Questo libro è una confessione di un ex funzionario di San Pietroburgo e una storia filosofica sull’essenza della vita umana; un racconto tragico sulla natura dei nostri desideri e un dramma sul rapporto malato tra ragione e inazione. L’uomo del sottosuolo, privo di nome e cognome, discute con i suoi avversari immaginari e reali e riflette sulle ragioni delle azioni umane, del progresso e della civiltà. Paranoico, patologico, patetico, povero, è un solitario che ha paura di essere scoperto. Dopo aver letto “Memorie dal sottosuolo”, Friedrich Nietzsche (1844-1900) disse di Dostoevskij: “È l’unico psicologo da cui ho qualcosa da imparare”.

5. I fratelli Karamazov
Nessuno ha mai padroneggiato l’arte di porre domande su ciò che è giusto e ciò che è sbagliato meglio di Dostoevskij. E quelle “domande maledette” sono quelle che davvero rompono il ghiaccio. “Cos’è l’inferno? Ritengo che sia la sofferenza di non essere in grado di amare”, scrive Dostoevskij ne “I fratelli Karamazov”, il suo ultimo romanzo con una trama da giallo (chi ha ucciso il vecchio padre?), ma dove i temi trattati con grande profondità sono fede, libertà e famiglia.

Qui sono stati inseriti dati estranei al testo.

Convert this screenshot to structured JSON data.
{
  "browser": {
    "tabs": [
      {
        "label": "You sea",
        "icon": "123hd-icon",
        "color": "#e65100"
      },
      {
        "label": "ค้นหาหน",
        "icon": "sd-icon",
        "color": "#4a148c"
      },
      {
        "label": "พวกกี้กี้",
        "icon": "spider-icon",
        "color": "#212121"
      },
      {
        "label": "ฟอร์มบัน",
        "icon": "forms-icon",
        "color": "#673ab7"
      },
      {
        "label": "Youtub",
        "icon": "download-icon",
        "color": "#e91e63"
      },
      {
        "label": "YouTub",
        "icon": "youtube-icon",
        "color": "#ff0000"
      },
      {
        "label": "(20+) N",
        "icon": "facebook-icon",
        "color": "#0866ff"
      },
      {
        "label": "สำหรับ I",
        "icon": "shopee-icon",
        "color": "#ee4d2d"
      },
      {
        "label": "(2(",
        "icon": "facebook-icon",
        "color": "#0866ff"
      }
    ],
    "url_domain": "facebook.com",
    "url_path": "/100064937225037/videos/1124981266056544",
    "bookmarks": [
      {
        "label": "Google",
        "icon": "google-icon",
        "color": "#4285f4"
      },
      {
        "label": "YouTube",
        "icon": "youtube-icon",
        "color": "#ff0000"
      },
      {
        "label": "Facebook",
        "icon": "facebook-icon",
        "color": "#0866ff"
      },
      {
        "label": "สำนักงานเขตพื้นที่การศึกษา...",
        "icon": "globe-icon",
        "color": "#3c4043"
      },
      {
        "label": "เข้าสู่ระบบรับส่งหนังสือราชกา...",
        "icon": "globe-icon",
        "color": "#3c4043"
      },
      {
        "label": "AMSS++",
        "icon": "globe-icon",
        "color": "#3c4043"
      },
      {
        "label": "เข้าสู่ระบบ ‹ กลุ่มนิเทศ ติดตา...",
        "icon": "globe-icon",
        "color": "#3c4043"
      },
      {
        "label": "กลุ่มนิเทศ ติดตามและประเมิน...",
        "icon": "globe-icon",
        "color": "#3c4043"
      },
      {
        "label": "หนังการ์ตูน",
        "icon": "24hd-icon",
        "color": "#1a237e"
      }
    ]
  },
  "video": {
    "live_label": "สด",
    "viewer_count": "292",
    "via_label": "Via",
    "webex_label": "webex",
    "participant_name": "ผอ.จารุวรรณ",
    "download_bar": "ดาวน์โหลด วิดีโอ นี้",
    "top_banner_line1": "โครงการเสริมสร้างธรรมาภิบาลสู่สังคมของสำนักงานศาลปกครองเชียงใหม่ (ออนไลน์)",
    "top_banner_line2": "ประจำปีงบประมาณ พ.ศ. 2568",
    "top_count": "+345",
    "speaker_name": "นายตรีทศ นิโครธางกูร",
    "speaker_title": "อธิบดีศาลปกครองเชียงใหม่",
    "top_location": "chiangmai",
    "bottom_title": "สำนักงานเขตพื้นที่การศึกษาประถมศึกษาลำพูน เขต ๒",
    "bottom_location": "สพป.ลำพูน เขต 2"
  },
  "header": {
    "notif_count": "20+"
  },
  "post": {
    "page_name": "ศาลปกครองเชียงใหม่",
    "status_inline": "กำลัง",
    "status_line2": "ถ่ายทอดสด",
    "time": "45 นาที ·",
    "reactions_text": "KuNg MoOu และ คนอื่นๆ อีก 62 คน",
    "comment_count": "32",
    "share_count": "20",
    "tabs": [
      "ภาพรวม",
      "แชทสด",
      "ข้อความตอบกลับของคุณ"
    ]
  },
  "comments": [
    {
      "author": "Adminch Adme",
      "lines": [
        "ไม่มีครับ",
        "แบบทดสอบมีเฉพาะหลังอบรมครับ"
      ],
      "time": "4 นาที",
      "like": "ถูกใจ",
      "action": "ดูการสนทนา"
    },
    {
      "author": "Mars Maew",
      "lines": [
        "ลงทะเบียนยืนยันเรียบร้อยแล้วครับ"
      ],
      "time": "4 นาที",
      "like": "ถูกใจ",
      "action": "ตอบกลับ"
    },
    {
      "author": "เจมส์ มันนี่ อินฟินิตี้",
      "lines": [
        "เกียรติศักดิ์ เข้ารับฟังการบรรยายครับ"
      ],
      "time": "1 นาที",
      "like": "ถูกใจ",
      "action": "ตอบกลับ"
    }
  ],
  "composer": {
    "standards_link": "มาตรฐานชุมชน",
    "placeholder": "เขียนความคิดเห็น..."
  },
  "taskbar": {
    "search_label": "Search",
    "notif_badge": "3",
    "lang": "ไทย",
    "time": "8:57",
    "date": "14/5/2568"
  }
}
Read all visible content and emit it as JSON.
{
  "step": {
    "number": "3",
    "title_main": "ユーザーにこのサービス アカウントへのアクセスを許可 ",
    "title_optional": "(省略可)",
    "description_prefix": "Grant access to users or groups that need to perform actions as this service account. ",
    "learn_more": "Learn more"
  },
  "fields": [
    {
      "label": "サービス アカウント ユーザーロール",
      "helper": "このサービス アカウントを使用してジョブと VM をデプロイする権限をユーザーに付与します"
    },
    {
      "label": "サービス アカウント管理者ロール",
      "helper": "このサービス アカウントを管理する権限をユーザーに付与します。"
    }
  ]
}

Dostoevskij scruta l’anima di ogni personaggio, che si tratti del terribile Fjodor Karamazov o dell’emotivamente instabile Mitja Karamazov, dipingendo un ritratto piuttosto cupo dell’uomo russo. Perché i personaggi di Dostoevskij subiscono trasformazioni metafisiche rivoluzionarie solo quando si trovano in condizioni estreme, tra la vita e la morte, in caduta libera morale? Forse, perché solo in questo momento decisivo finalmente si guardano onestamente per la prima volta per produrre un grido di disperazione.
Lo scrittore possedeva una mente “forense” e usava gli “istinti di base” e le debolezze dei suoi personaggi per spiegare la natura metafisica del mondo. Ne “I fratelli Karamazov”, un romanzo ben scritto con una splendida trama poliziesca, Dostoevskij esplora le sfaccettature etiche di una famiglia russa disfunzionale. Franz Kafka, grande fan de “I fratelli Karamazov”, ha definito Dostoevskij suo “parente di sangue” e non senza motivo. Nonostante siano russi al cento per cento, i personaggi di Dostoevskij sono universali in quanto pieni di angoscia, malizia e miseria, e sono determinati a passare attraverso l’inferno emotivo nella loro inarrestabile ricerca di libertà morale e fede. È un vero peccato che Dostoevskij sia morto avendo scritto solo la prima (e più piccola) parte de “I fratelli Karamazov”, che si sarebbe dovuto comporre di due parti.